Jul 23 2010
A new study by Johns Hopkins researchers has found that insulin, the sugar-regulating hormone, is required for normal bone development and that it may provide a link between bone health and metabolic disease, such as diabetes.
The study, headed by Thomas Clemens, Ph.D., the Lewis Cass Spencer Professor of Orthopaedic Surgery, and published online in the journal Cell, identified a unique communication between bone and pancreas cells through which insulin signaling in osteoblasts — cells responsible for bone development — promotes postnatal bone accumulation and, at the same time, stimulates cells to make a bone protein called osteocalcin. This protein regulates insulin secretion to control blood glucose levels.
The researchers examined mutant mice lacking insulin receptors in their osteoblasts and found that they had low circulating osteocalcin, reduced bone formation and fewer osteoblasts compared to normal mice. Surprisingly, as the mutant mice aged, they became fat and developed high blood sugar accompanied by severe glucose intolerance and insulin resistance, hallmarks of diabetes in people.
When the researchers infused the mutant mice with osteocalcin, the symptoms of metabolic disease improved.
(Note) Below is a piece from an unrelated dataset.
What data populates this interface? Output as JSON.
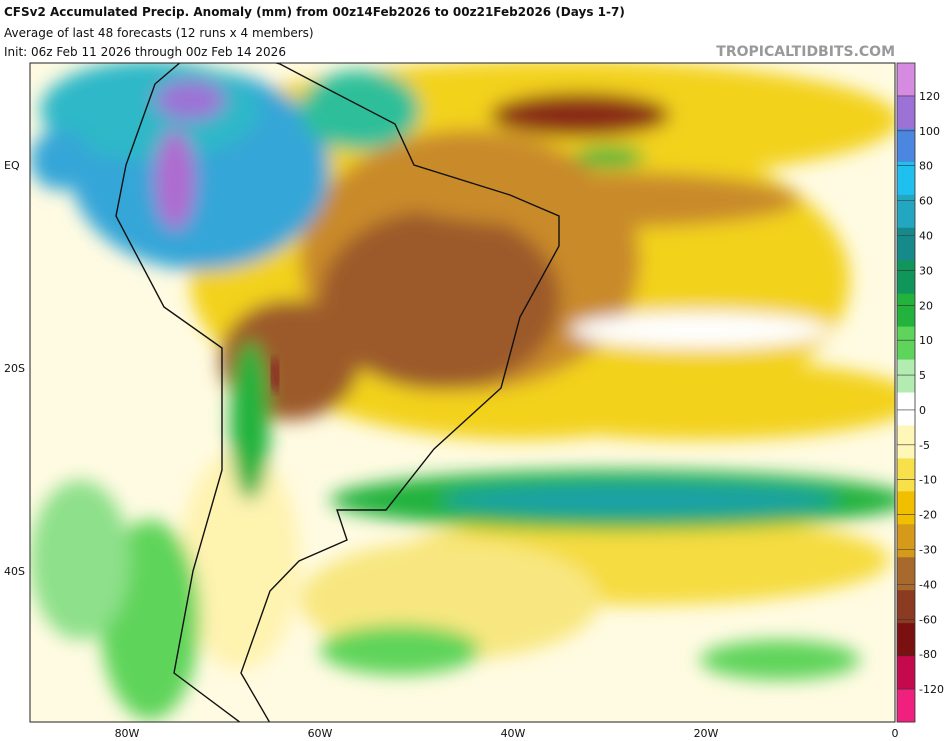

These results led the team to conclude that insulin action in bone provides a critical signal that links metabolism and metabolic disease with bone heath.
"These findings will have an immediate impact on our understanding of insulin's involvement in normal bone development and provide a theoretical guide to new approaches for the treatment of bone disease and diabetes," says Clemens, director of Johns Hopkins' Center for Musculoskeletal Research. "This research may also be a first step in explaining a possible correlation between bone health and other metabolic diseases such as osteoporosis."
More research is needed because many questions remain, added Clemens. Do osteoporosis drugs affect osteocalcin and insulin production or change blood sugar? Could osteoporosis drugs help patients with diabetes?
"This study," Clemens says, "is really just the beginning. The next step is to conduct studies in humans."